A Lochaber GP became the first person to win the prestigious Ben Nevis Race for the fifth consecutive year at the weekend.
Finlay Wild completed the gruelling course – which involves running from Claggan Park in Fort William to the summit of the UK’s highest mountain and back – in one hour, 34 minutes and 43 seconds.
Dr Wild, who is a member of Lochaber Athletic Club, is following a fine family tradition. His grandfather, John Hinde, ran the race in 1978 and his mother, Fiona Wild, completed it in 1981.
The first woman home in yesterday’s event was Lindsey Brindle, of Horwich RMI Athletic Club, in a time of one hour, 56 minutes and 36 seconds.
Lochaber Mountain Rescue Team member Martin McDermott, who was running to raise money for new navigation equipment, completed the course in two hours, 38 minutes and 22 seconds.
Event chairman and secretary, Mickey Whitehead, said more than 700 people applied to take part, but the numbers had to be limited to 600.

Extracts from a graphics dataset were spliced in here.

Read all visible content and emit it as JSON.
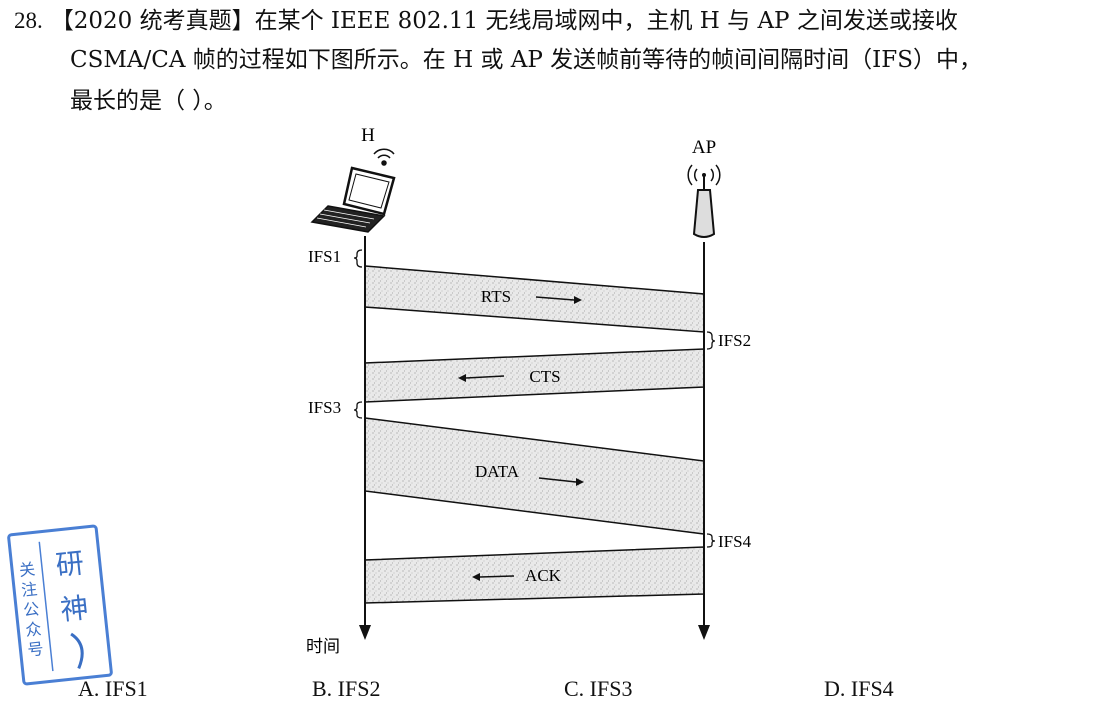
{
  "question": {
    "number": "28.",
    "line1": "【2020 统考真题】在某个 IEEE 802.11 无线局域网中，主机 H 与 AP 之间发送或接收",
    "line2": "CSMA/CA 帧的过程如下图所示。在 H 或 AP 发送帧前等待的帧间间隔时间（IFS）中，",
    "line3": "最长的是（   ）。"
  },
  "diagram": {
    "host_label": "H",
    "ap_label": "AP",
    "time_label": "时间",
    "ifs_labels": [
      "IFS1",
      "IFS2",
      "IFS3",
      "IFS4"
    ],
    "frames": [
      "RTS",
      "CTS",
      "DATA",
      "ACK"
    ]
  },
  "options": [
    "A.  IFS1",
    "B.  IFS2",
    "C.  IFS3",
    "D.  IFS4"
  ],
  "stamp": {
    "left_text": "关注公众号",
    "right_text": "研神"
  }
}
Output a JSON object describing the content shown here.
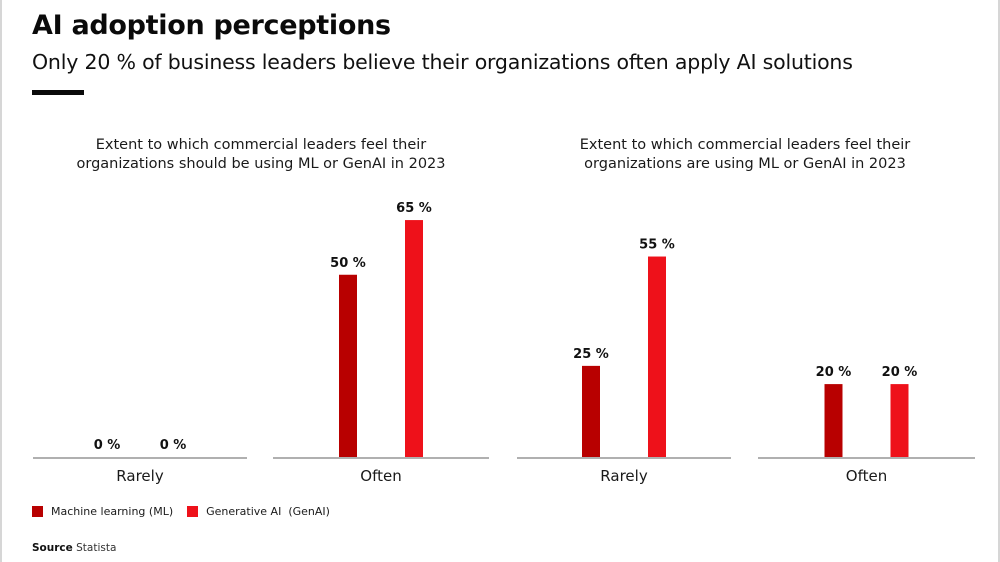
{
  "header": {
    "title": "AI adoption perceptions",
    "subtitle": "Only 20 % of business leaders believe their organizations often apply AI solutions"
  },
  "colors": {
    "ml": "#b80000",
    "genai": "#ee111a",
    "axis": "#b0b0b0",
    "label": "#111111"
  },
  "chart_data": [
    {
      "type": "bar",
      "title": "Extent to which commercial leaders feel their organizations should be using ML or GenAI in 2023",
      "title_lines": [
        "Extent to which commercial leaders feel their",
        "organizations should be using ML or GenAI in 2023"
      ],
      "categories": [
        "Rarely",
        "Often"
      ],
      "series": [
        {
          "name": "Machine learning (ML)",
          "values": [
            0,
            50
          ]
        },
        {
          "name": "Generative AI  (GenAI)",
          "values": [
            0,
            65
          ]
        }
      ],
      "value_labels": [
        [
          "0 %",
          "50 %"
        ],
        [
          "0 %",
          "65 %"
        ]
      ],
      "unit": "%",
      "xlabel": "",
      "ylabel": "",
      "ylim": [
        0,
        70
      ],
      "grid": false,
      "legend": "bottom-left"
    },
    {
      "type": "bar",
      "title": "Extent to which commercial leaders feel their organizations are using ML or GenAI in 2023",
      "title_lines": [
        "Extent to which commercial leaders feel their",
        "organizations are using ML or GenAI in 2023"
      ],
      "categories": [
        "Rarely",
        "Often"
      ],
      "series": [
        {
          "name": "Machine learning (ML)",
          "values": [
            25,
            20
          ]
        },
        {
          "name": "Generative AI  (GenAI)",
          "values": [
            55,
            20
          ]
        }
      ],
      "value_labels": [
        [
          "25 %",
          "20 %"
        ],
        [
          "55 %",
          "20 %"
        ]
      ],
      "unit": "%",
      "xlabel": "",
      "ylabel": "",
      "ylim": [
        0,
        70
      ],
      "grid": false,
      "legend": "bottom-left"
    }
  ],
  "legend": {
    "items": [
      {
        "label": "Machine learning (ML)",
        "color": "#b80000"
      },
      {
        "label": "Generative AI  (GenAI)",
        "color": "#ee111a"
      }
    ]
  },
  "source": {
    "label": "Source",
    "value": "Statista"
  }
}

More than 100 of those accepted dropped out beforehand, leaving 492 starters and 486 who completed the course.
Mr Whitehead said: “It was a really good day from start to finish.
“There was a wee bit of rain at one point, but nothing much and it got quite warm.
“The visibility wasn’t the best at the top, but everyone seems to have enjoyed the event.”
He added that there had also been a good turnout for the prize-giving at the Nevis Centre in Fort William in the evening.
Mr Whitehead said the Ben race had been held in some form for more than 100 years and in its current form since 1951.
He said: “I think it is very popular because it is Ben Nevis. It’s the highest mountain in the UK and this event is one of the biggest hill races in the UK.”
The record times for both men and women have stood since 1984 when Kenny Stuart and Pauline Stuart, nee Haworth, recorded one hour, 25 minutes and 34 seconds, and one hour, 43 minutes and 25 seconds.